If you are paying spousal or child maintenance and can no longer afford to continue to make the payments at the rate you have been ordered to, first talk to your former spouse or partner. Set out how your income has dropped and what you think you can realistically now afford to pay. If you are falling back on savings, how much can you sensibly dip into your savings. If you are receiving maintenance and have accumulated savings, tell your former spouse saying that you may be able to fall back on that money.
Stopping payment entirely is only going to be appropriate in circumstances where you suddenly find yourself without any income at all or only enough to meet your bare day-to-day needs and do not have any savings to fall back on.
If you are a recipient of maintenance, be realistic.

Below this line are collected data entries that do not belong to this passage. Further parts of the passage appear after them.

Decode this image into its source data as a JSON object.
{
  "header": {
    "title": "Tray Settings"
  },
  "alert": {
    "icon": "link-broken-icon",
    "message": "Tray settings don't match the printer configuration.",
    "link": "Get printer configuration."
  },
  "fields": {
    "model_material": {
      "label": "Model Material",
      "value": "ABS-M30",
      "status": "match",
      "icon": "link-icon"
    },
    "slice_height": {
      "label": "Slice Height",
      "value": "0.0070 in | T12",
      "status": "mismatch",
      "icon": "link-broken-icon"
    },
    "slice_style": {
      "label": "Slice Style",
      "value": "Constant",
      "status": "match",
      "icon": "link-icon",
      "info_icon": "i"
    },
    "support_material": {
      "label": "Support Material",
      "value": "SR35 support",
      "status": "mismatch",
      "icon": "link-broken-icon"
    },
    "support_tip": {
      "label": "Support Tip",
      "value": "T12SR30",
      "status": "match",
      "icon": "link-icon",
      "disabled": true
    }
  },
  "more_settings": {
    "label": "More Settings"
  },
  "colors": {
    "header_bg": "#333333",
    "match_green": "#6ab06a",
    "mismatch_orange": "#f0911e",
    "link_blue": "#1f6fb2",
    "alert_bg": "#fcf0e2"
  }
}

Do not just say there is a court order in force and it has to be complied with. You will, if you decide to issue an application to the court to enforce any arrears, when you finally get before a Judge, be faced then with an application to remit (waive) the arrears and/or vary the maintenance payments. Any unrealistic demands are going to be looked at in a dim light.
We will be happy to talk things through with you to give a balanced view as to what may be an appropriate interim variation. We can enter into a dialogue with your former spouse or partner to help resolve any issues if you feel that you cannot talk to them direct. Otherwise, mediation may be an option.
The above is accurate as at 31 March 2020. The information above may be subject to change during these ever-changing times.
The content of this note should not be considered legal advice and each matter should be considered on a case by case basis.